In the quarter following the iPhone 4 release, Apple Inc. (NASDAQ:AAPL) guided GM’s to ~35% and Apple’s CFO cited margin pressure due to “to a higher mix of iPhone 4 and iPad sales, which have higher cost structures…” And, as depicted in Figure 4, Apple experienced a step down in gross margins in the quarter these products ramped.
Similarly, last week Apple Inc. (NASDAQ:AAPL) guided GM’s to 36% and cited the broad product refresh (approximately 80% of revs – iPhone, iPad, Macs and iPods) in saying “…these products have higher costs than their predecessors and therefore lower gross margins.”
As the iPhone 4 cycle ramped, Apple Inc. (NASDAQ:AAPL)’s gross margins took a step down from approximately 39% in June 2010 Q to to ~37% in September but increased in all subsequent Qs to ~42% in June ‘11 (ahead of the iPhone 4S refresh).
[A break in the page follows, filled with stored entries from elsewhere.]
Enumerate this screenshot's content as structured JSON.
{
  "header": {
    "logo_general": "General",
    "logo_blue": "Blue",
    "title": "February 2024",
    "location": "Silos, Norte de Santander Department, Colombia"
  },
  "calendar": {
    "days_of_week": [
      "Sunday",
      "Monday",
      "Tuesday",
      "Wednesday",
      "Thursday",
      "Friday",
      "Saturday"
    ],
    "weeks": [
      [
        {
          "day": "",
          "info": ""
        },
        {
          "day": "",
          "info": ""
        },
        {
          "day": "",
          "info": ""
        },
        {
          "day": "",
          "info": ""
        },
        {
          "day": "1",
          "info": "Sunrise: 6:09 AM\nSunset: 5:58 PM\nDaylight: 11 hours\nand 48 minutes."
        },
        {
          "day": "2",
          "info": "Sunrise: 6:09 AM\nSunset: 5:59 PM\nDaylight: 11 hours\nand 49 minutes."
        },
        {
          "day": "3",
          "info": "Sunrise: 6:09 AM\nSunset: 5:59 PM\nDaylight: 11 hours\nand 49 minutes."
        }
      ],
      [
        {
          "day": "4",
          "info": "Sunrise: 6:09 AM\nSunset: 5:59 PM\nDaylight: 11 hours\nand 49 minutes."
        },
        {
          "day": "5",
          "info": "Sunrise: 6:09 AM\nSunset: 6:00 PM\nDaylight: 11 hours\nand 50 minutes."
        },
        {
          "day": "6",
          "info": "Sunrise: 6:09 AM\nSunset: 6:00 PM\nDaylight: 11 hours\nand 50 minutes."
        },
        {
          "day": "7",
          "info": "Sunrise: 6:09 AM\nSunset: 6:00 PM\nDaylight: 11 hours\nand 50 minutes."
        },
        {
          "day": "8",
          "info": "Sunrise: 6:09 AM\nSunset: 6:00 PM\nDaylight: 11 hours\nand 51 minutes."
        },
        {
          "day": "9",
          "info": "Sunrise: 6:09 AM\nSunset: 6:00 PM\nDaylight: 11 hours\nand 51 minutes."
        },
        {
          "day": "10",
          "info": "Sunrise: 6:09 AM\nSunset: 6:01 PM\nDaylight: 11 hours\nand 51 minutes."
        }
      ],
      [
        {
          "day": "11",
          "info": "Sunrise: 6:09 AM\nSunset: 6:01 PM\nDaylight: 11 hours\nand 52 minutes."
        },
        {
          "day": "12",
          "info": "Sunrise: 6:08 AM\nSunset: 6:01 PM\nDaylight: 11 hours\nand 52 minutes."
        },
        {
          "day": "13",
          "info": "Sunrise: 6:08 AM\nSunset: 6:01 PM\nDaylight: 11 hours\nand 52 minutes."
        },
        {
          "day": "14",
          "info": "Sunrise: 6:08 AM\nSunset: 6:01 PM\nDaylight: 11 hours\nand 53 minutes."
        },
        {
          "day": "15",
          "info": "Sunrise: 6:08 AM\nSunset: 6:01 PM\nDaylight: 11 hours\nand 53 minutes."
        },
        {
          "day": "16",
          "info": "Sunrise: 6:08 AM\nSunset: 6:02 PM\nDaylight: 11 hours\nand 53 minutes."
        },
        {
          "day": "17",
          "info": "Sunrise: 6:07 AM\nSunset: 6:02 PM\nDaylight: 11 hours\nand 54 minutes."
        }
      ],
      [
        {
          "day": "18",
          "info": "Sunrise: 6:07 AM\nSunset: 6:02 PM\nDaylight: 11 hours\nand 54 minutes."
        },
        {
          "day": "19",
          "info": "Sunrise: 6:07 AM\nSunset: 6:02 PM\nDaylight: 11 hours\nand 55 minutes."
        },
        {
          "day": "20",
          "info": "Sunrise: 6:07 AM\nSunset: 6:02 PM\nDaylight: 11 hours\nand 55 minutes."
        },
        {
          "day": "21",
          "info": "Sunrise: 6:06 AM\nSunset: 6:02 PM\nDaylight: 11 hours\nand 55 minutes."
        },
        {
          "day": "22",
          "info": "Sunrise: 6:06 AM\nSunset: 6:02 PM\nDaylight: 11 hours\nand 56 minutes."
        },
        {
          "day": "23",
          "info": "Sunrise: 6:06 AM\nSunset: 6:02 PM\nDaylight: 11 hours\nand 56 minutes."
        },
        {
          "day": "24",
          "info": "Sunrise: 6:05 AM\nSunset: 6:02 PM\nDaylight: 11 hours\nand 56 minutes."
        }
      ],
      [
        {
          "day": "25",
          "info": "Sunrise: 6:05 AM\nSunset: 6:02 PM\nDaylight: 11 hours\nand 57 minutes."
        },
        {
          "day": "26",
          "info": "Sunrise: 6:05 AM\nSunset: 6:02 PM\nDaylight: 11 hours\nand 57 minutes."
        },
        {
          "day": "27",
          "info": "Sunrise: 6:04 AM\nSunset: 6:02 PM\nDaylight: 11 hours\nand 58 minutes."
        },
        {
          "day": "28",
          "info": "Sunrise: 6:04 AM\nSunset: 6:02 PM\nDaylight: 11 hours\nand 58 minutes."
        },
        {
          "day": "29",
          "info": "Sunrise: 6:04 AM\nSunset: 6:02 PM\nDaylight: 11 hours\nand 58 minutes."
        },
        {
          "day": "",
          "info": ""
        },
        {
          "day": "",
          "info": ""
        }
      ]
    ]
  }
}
While AAPL does not disclose gross margins by product line, Deutsche Bank estimates that iPhone margins increased from ~47% to ~55% over the same time frame.
There are two key points resulting from this analysis:
1) GM’s dipped for a single quarter in the iPhone 4 cycle which Deutsche believes is comparable to the iPhone 5 cycle
2) Apple Inc. (NASDAQ:AAPL) typically beat its own margin guidance by 2-4ppts (averaging 2.3ppts); suggesting there is a healthy amount of conservatism in Apple’s F1Q13 margin guidance.